Prasanna Sattigeri
CV
(Last updated December 2022)
Professional Experience
Principal Research Scientist Dec. 2015-present
IBM Research AI, MIT-IBM Watson AI Lab
- Principal Investigator on joint project with Prof. Greg Wornell from MIT titled – “Principles and Methods for Trustworthy Learning With Limited Data”.
- Principal Investigator on joint project with Prof. David Sontag from MIT titled – “Human-Centric AI: Novel Algorithms for Shared Decision Making”.
Responsibilities:
- Conduct research on foundational topics in machine learning and artificial intelligence including efficiency, robustness, interpretability and trustworthiness of AI models.
- Develop analytical tools to solve challenging business problems.
- Disseminate research results through scholarly publications and generate intellectual property.
- Development of tools for computer vision, natural language processing, healthcare and signal processing.
Selected Projects:
- Leading a joint project with MIT through the MIT-IBM Watson AI Lab to conduct research on machine learning with limited human supervision, domain generalization and transfer learning of the models. This work produced publications at top venues in AI field and a patent application which is currently under internal review.
- Designed and developed the technique of co-regularization that produced state-of-the-art results for unsupervised domain adaptation.
- Investigated the issues of domain shift in healthcare machine learning models and proposed benchmarks. This work received the best paper award.

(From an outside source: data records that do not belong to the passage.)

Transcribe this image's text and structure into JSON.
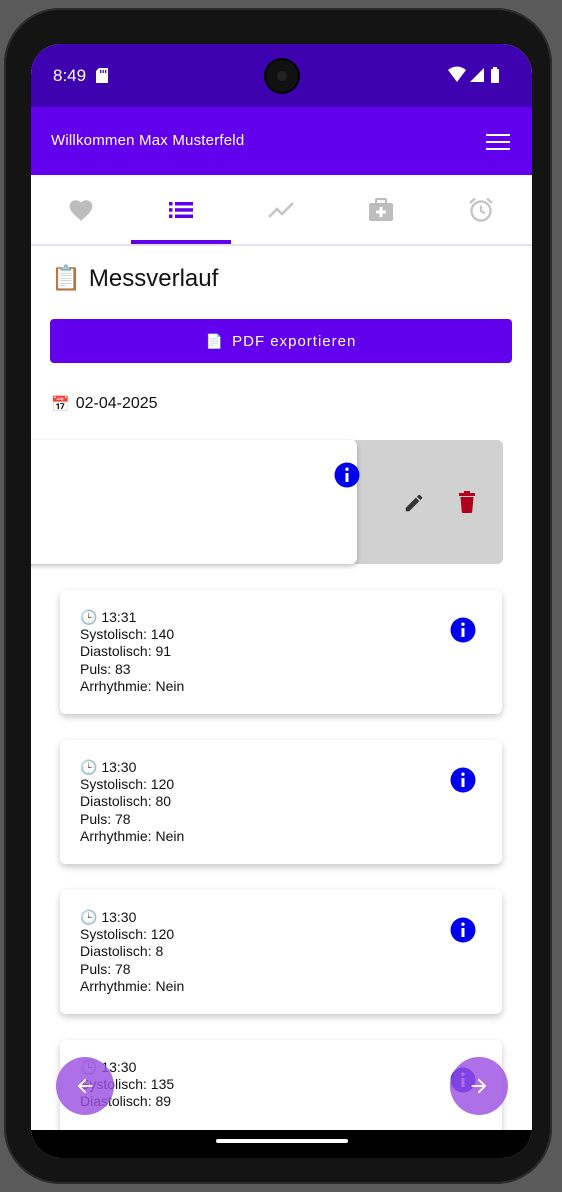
{
  "status": {
    "time": "8:49"
  },
  "appbar": {
    "title": "Willkommen Max Musterfeld"
  },
  "tabs": [
    {
      "name": "heart",
      "active": false
    },
    {
      "name": "list",
      "active": true
    },
    {
      "name": "chart",
      "active": false
    },
    {
      "name": "medical",
      "active": false
    },
    {
      "name": "alarm",
      "active": false
    }
  ],
  "page": {
    "title_icon": "📋",
    "title": "Messverlauf",
    "pdf_button_icon": "📄",
    "pdf_button_label": "PDF exportieren",
    "date_icon": "📅",
    "date": "02-04-2025"
  },
  "measurements": [
    {
      "clock": "🕒",
      "time": "13:31",
      "systolic": "Systolisch: 140",
      "diastolic": "Diastolisch: 91",
      "pulse": "Puls: 83",
      "arrhythmia": "Arrhythmie: Nein"
    },
    {
      "clock": "🕒",
      "time": "13:30",
      "systolic": "Systolisch: 120",
      "diastolic": "Diastolisch: 80",
      "pulse": "Puls: 78",
      "arrhythmia": "Arrhythmie: Nein"
    },
    {
      "clock": "🕒",
      "time": "13:30",
      "systolic": "Systolisch: 120",
      "diastolic": "Diastolisch: 8",
      "pulse": "Puls: 78",
      "arrhythmia": "Arrhythmie: Nein"
    },
    {
      "clock": "🕒",
      "time": "13:30",
      "systolic": "Systolisch: 135",
      "diastolic": "Diastolisch: 89"
    }
  ],
  "colors": {
    "primary": "#6200ee",
    "status_bar": "#3f02b0",
    "info_icon": "#0000ee",
    "delete_icon": "#b00020",
    "fab": "#9b51e0"
  }
}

- Developed innovative techniques to use the generative adversarial networks for semi-supervised learning. This achieved state-of-the-art on several vision tasks and results was presented at Neural Information Processing Systems.

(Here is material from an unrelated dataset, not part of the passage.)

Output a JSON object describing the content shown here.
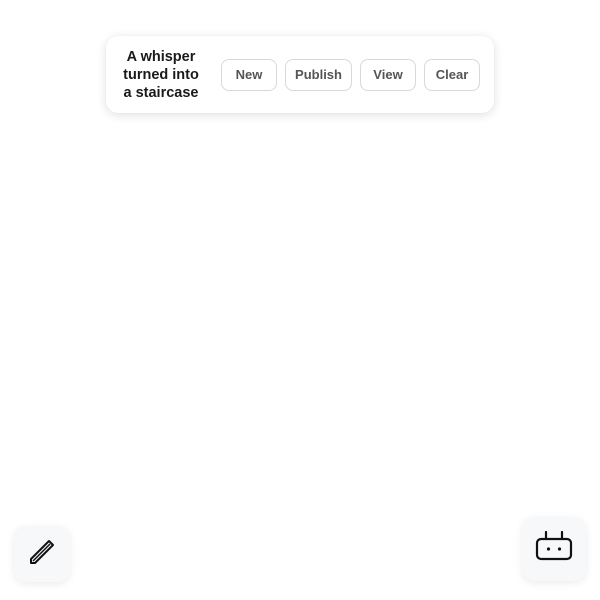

- Conducted research on interpretability using generative models and proposed a new regularizer for variational autoencoder to promote disentanglement. This was then used to obtain contrastive explanation for model decisions. Resulted in publications and a patent application.
- Developed techniques to enhance the latent space of generative models to promote algorithmic fairness and interpretability. Contributed to the development of the AI Fairness and Explainability research toolbox that has seen wide adoption from researchers and practitioners. Received worldwide media attention and coverage.
Software Engineer Dec. 2014 to Dec. 2015
Yelp Inc., San Francisco, CA
- Developed machine learning algorithms and incorporated them into products used by large consumer userbase.
- Proposed natural language processing techniques and image understanding algorithms to improve search results for user queries. Part of the work was covered by media outlets.
- Prototyped systems for quantitative measurement of the deployed data science algorithms.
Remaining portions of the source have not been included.